En 1905 comenzó a escribir la obra y en 1912 la dio por terminada.  Por el volumen, parecía que iban a ser tres gruesos tomos (pero mientras se imprime sigue creciendo y terminarán por ser ni más ni menos que diez). Ahora lo atormenta el tema de la publicación. Marcel Proust, a sus cuarenta años, es un completo desconocido, peor aún, porque en el ámbito literario tiene mala fama: Marcel Proust es el snob ese de las tertulias, el escritorcillo de la alta sociedad, que cada tanto publica anécdotas de las tertulias en “Le Figaro” (aunque su poco cultivado público inevitablemente lee Marcel Prevost en vez de Marcel Proust). De él no se puede esperar nada bueno. Es decir que, por la vía regular, no tiene esperanzas de lograr nada. Algunos amigos intentan, entonces, utilizar los contactos del mundo social para posibilitar la publicación. Un ilustre aristócrata invita a su casa a André Gide, el director de la “Nouvelle Revue Française”, y le pasa el manuscrito. Pero la “Nouvelle Revue Française”, la misma que luego ganará cientos de miles de francos con esa obra, la rechaza inapelablemente, igual que el “Mercure de France” y Ollendorf. Finalmente aparece un nuevo y valiente editor dispuesto a arriesgarse, pero no será hasta dos años más tarde, en 1913, que se publique el primer tomo de la gran obra. Y precisamente cuando el éxito quiere empezar a levantar vuelo, llega la guerra y le corta las alas. 

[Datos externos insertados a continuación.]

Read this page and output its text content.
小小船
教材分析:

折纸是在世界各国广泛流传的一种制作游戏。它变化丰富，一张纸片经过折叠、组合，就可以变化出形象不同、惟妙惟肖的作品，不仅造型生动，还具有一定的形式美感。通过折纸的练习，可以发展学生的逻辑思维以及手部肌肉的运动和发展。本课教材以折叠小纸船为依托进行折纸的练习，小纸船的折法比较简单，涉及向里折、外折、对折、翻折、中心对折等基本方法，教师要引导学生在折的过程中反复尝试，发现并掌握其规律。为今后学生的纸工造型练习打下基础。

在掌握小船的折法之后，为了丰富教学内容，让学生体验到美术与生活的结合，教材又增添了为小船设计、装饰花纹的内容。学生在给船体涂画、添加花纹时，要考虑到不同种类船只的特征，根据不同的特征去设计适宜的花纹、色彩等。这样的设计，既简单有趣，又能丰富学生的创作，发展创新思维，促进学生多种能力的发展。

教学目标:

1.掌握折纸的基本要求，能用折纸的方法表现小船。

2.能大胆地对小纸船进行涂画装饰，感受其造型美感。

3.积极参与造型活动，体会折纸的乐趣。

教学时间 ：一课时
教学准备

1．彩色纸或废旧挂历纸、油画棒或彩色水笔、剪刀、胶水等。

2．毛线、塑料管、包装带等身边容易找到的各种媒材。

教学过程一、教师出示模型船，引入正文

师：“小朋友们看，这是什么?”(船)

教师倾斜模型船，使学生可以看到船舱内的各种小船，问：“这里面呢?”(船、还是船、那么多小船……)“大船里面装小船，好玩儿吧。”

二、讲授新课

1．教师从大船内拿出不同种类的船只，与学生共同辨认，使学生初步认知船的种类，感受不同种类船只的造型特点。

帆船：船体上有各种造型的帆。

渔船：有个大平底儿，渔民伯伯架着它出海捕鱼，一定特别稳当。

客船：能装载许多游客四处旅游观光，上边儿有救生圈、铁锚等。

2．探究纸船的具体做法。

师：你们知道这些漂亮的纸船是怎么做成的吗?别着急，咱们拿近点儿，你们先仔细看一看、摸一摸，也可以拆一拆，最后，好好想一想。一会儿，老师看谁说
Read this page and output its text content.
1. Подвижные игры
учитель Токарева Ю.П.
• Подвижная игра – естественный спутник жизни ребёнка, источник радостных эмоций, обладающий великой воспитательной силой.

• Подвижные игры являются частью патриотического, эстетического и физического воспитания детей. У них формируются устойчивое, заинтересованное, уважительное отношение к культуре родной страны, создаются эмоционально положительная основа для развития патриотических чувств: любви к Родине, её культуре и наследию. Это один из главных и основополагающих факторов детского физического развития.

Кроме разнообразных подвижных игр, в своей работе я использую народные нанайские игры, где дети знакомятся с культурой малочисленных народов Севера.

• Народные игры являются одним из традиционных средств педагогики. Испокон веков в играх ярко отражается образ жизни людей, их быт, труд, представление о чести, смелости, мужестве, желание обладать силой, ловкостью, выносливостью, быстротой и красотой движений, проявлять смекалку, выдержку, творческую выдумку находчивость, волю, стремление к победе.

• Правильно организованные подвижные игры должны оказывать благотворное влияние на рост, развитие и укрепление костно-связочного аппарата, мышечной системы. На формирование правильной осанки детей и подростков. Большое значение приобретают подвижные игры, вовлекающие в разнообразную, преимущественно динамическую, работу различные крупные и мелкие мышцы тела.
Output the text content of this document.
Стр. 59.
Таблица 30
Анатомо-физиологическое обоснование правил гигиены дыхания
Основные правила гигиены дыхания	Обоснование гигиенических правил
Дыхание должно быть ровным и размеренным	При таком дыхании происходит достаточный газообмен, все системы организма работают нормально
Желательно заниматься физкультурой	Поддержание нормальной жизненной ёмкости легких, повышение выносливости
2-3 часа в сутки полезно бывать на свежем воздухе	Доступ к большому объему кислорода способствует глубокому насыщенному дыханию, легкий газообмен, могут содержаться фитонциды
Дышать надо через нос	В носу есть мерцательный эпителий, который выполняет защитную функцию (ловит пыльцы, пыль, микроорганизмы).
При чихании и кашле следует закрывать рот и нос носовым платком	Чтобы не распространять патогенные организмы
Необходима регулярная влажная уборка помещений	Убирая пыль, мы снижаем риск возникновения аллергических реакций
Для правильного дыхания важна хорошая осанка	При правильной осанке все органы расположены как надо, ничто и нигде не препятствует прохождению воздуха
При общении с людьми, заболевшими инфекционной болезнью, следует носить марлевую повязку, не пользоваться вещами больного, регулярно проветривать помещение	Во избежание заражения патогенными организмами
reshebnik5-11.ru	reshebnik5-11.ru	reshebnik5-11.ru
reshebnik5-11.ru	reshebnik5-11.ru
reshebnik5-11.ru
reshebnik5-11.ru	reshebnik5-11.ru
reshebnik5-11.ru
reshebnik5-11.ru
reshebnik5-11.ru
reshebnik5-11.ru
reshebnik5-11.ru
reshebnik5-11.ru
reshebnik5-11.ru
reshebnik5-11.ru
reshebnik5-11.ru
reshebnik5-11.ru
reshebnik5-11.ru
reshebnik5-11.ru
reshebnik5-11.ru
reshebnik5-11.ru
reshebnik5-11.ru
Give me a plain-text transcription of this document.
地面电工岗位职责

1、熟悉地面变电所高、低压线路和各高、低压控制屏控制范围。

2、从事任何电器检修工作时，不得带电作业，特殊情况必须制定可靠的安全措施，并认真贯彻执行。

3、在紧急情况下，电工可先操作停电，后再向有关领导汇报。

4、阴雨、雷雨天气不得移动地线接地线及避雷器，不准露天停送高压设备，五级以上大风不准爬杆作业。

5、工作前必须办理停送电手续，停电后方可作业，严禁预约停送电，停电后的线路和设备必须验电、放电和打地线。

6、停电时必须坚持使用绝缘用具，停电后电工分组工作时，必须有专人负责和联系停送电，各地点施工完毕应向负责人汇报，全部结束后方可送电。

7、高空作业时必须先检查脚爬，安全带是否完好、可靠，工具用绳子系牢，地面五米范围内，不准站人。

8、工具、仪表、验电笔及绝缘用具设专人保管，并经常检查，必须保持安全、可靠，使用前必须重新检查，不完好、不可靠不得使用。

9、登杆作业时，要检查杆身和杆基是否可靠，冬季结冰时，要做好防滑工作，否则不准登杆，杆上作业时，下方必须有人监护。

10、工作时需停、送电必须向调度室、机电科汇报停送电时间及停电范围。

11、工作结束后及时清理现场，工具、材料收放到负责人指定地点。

Tras la guerra, cuando ya han aparecido cinco tomos, Francia, Europa, comienza tomar nota de esta obra épica, la más particular de nuestra época. Pero el aclamado Marcel Proust hace tiempo ya no es más que un intranquilo, afiebrado y débil fragmento de persona, una sombra temblorosa, un pobre enfermo, que reúne las pocas fuerzas que le quedan solo para poder presenciar la publicación de su obra. Por las noches sigue arrastrándose al Ritz. Allí, sentado a una mesa o en el mesón de la recepción, pule las últimas correcciones de las galeradas, porque en su casa, en la cama, siente como si ya estuviera en la tumba. Solo aquí, nuevamente ante el brillo de su amado mundo del lujo, lo acompañan sus últimas y frágiles de fuerzas, mientras que, en su casa, decaen, y pasa adormecido con narcóticos o estimulado con cafeína para poder sostener una breve conversación con algún amigo o trabajar. Su enfermedad empeora cada vez más rápido y más violentamente, quien fuera durante tantos años un gran cultor del ocio, trabaja ahora cada vez con la mayor avidez para adelantar a la muerte. Ya no quiere ver a ningún médico, lo han torturado demasiado y nunca lo han ayudado. De manera que se defiende solo y, finalmente, muere el 18 de noviembre de 1922. En los últimos días, cuando ya es apenas un despojo, le hace frente a lo inevitable con la única arma que posee este artista: la observación. Examina con heroica atención su propio proceso hasta el último minuto y utiliza esas notas para hacer aún más plástica, más auténtica, la muerte de su héroe Bertotte en las galeradas, para agregar algunos detalles profundamente íntimos, que un escritor no podría conocer y que solo conoce un moribundo. Incluso su último movimiento es la observación. Sobre el velador del muerto, manchada por medicinas que se han volcado, se encuentran en una hoja prácticamente ilegible las últimas palabras que ha escrito con una mano ya casi fría. Notas para un nuevo tomo, que habría requerido años cuando él disponía apenas de unos pocos minutos. Así golpea a la muerte a la cara: un último grandioso gesto del artista que vence el miedo a la muerte observándola.